Snorkeling is probably the most popular thing to do on the islands because of the incredible diversity of marine life and the crystal clear waters almost all year round!
You can do it pretty much anywhere on the islands and it doesn’t require certification, so it’s definitely something you should do whenever you have the chance.
97% of the Galapagos is protected as a national park, so you’ll find many outstanding hiking trails and varied terrains such as blackened lava rock trails, lush green highlands, and coastal beaches.
Santa Fe and Sierra Negra are two recommended destinations if you plan on taking a hike.
If any place is perfect for bird-watching, it’s definitely the Galapagos. The islands are home to many unique and wonderful species of birds.
There’s a big variety of species of birds on the islands, some of which are endemic and exist only on the Archipelago. Some of the birds you can spot are finches, Galapagos penguins, blue and footed boobies, flamingoes, and frigate birds.
So grab your binoculars and enjoy the awe-inspiring sights!
If you’re a diver, diving in the Galapagos will be like nothing you’ve seen before. There are two main reasons for diving in the Galapagos, whale shark season and manta ray season.
The best diving spots are on Darwin and Wolf islands where you will see hammerhead sharks, whale sharks, eagle rays, and many more.
#5. See Giant Tortoises
You can observe these giant creatures in many research centers or reserves such as Charles Darwin Research Center on Santa Cruz Island and Puerto Villamil Breeding Center on Isabela.
WHAT TO EXPECT
Language: Spanish is the official language of the Galápagos Islands, but English is spoken nearly everywhere. If you find yourself in difficulty, this translator might help you out while your visit, or using this language app could help you learn Spanish.
Currency: Both Ecuador and the Galápagos Islands use the US Dollar (you might get Ecuadorian sucres coins in exchange which are the same value as USD).
Cash is KING: It’s best if you carry cash with you because sometimes there are a limited number of ATMs on the islands (Santa Cruz or San Cristobal Island) and sometimes don’t work and the withdrawal monthly limit is also low.
Plugs: Ecuadorian plugs are type A and B, same as the USA. If you’re traveling from other countries, a universal adapter is suggested.
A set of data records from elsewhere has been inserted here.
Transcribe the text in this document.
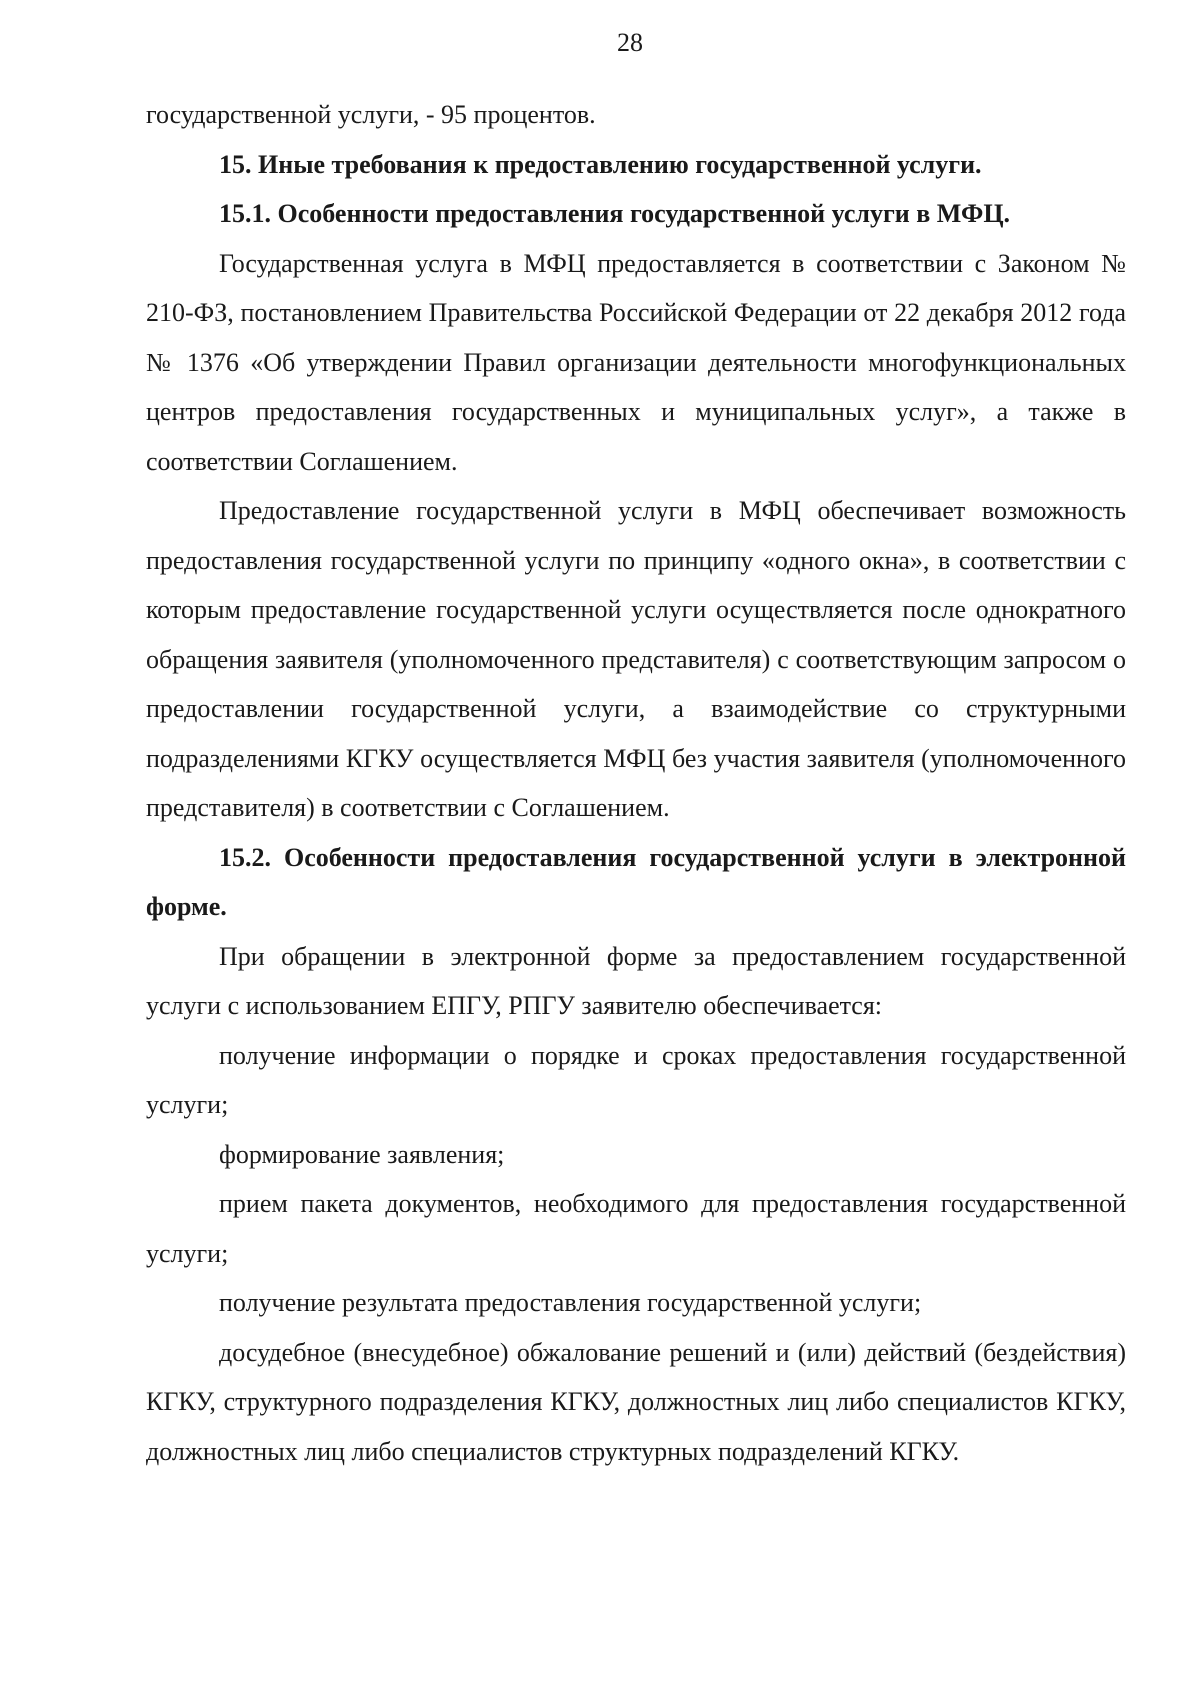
28

государственной услуги, - 95 процентов.

15. Иные требования к предоставлению государственной услуги.

15.1. Особенности предоставления государственной услуги в МФЦ.

Государственная услуга в МФЦ предоставляется в соответствии с Законом № 210-ФЗ, постановлением Правительства Российской Федерации от 22 декабря 2012 года № 1376 «Об утверждении Правил организации деятельности многофункциональных центров предоставления государственных и муниципальных услуг», а также в соответствии Соглашением.

Предоставление государственной услуги в МФЦ обеспечивает возможность предоставления государственной услуги по принципу «одного окна», в соответствии с которым предоставление государственной услуги осуществляется после однократного обращения заявителя (уполномоченного представителя) с соответствующим запросом о предоставлении государственной услуги, а взаимодействие со структурными подразделениями КГКУ осуществляется МФЦ без участия заявителя (уполномоченного представителя) в соответствии с Соглашением.

15.2. Особенности предоставления государственной услуги в электронной форме.

При обращении в электронной форме за предоставлением государственной услуги с использованием ЕПГУ, РПГУ заявителю обеспечивается:

получение информации о порядке и сроках предоставления государственной услуги;

формирование заявления;

прием пакета документов, необходимого для предоставления государственной услуги;

получение результата предоставления государственной услуги;

досудебное (внесудебное) обжалование решений и (или) действий (бездействия) КГКУ, структурного подразделения КГКУ, должностных лиц либо специалистов КГКУ, должностных лиц либо специалистов структурных подразделений КГКУ.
Safety: The Galapagos Islands are pretty safe, especially for a solo traveler. This is the kind of place where most locals leave their doors unlocked. What can go wrong is getting too close to wild animals and being attacked by them. Kidding, use always common sense, and taking extra safety never hurts because robbers are living everywhere in the world!
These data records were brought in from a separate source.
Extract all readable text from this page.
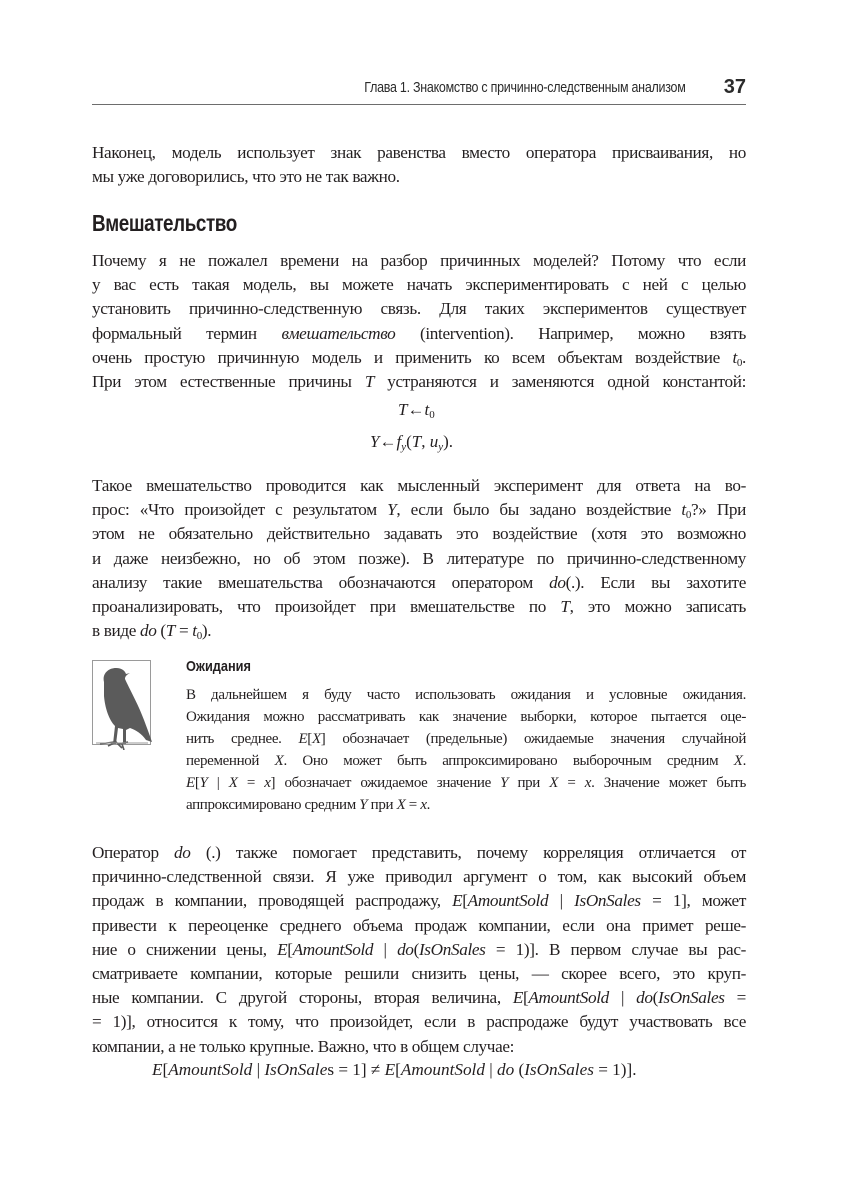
Глава 1. Знакомство с причинно-следственным анализом 37
Наконец, модель использует знак равенства вместо оператора присваивания, но
мы уже договорились, что это не так важно.
Вмешательство
Почему я не пожалел времени на разбор причинных моделей? Потому что если
у вас есть такая модель, вы можете начать экспериментировать с ней с целью
установить причинно-следственную связь. Для таких экспериментов существует
формальный термин вмешательство (intervention). Например, можно взять
очень простую причинную модель и применить ко всем объектам воздействие $t_0$.
При этом естественные причины T устраняются и заменяются одной константой:
$T\leftarrow t_0$
$Y\leftarrow f_y(T$, $u_y$).
Такое вмешательство проводится как мысленный эксперимент для ответа на во-
прос: «Что произойдет с результатом Y, если было бы задано воздействие $t_0$?» При
этом не обязательно действительно задавать это воздействие (хотя это возможно
и даже неизбежно, но об этом позже). В литературе по причинно-следственному
анализу такие вмешательства обозначаются оператором do(.). Если вы захотите
проанализировать, что произойдет при вмешательстве по T, это можно записать
в виде do $(T = t_0)$.
Ожидания
В дальнейшем я буду часто использовать ожидания и условные ожидания.
Ожидания можно рассматривать как значение выборки, которое пытается оце-
нить среднее. E[X] обозначает (предельные) ожидаемые значения случайной
переменной X. Оно может быть аппроксимировано выборочным средним X.
E[Y | X = x] обозначает ожидаемое значение Y при X = x. Значение может быть
аппроксимировано средним Y при X = x.
Оператор do (.) также помогает представить, почему корреляция отличается от
причинно-следственной связи. Я уже приводил аргумент о том, как высокий объем
продаж в компании, проводящей распродажу, E[AmountSold | IsOnSales = 1], может
привести к переоценке среднего объема продаж компании, если она примет реше-
ние о снижении цены, E[AmountSold | do(IsOnSales = 1)]. В первом случае вы рас-
сматриваете компании, которые решили снизить цены, — скорее всего, это круп-
ные компании. С другой стороны, вторая величина, E[AmountSold | do(IsOnSales =
= 1)], относится к тому, что произойдет, если в распродаже будут участвовать все
компании, а не только крупные. Важно, что в общем случае:
E[AmountSold | IsOnSales = 1] ≠ E[AmountSold | do (IsOnSales = 1)].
Digital Nomads: Because the archipelago is off the grid, it doesn’t really give a nomad an easy life. As much beautiful it is, the internet speed ruins everything if you are trying to work from there!
As you can see, the Galapagos Islands are full of wonders, and taking a trip there will not only inspire you, it might change your life! It changed mine by surprise and showed me a completely new level of nature’s complexity.
I hope to return to this paradise very soon in the future, and I really hope this guide helps you plan the trip of your life to these enchanted islands! So, when are you leaving for this next adventure of yours? Be ready to go on an adventure and don’t forget to be safe out there Gextremers!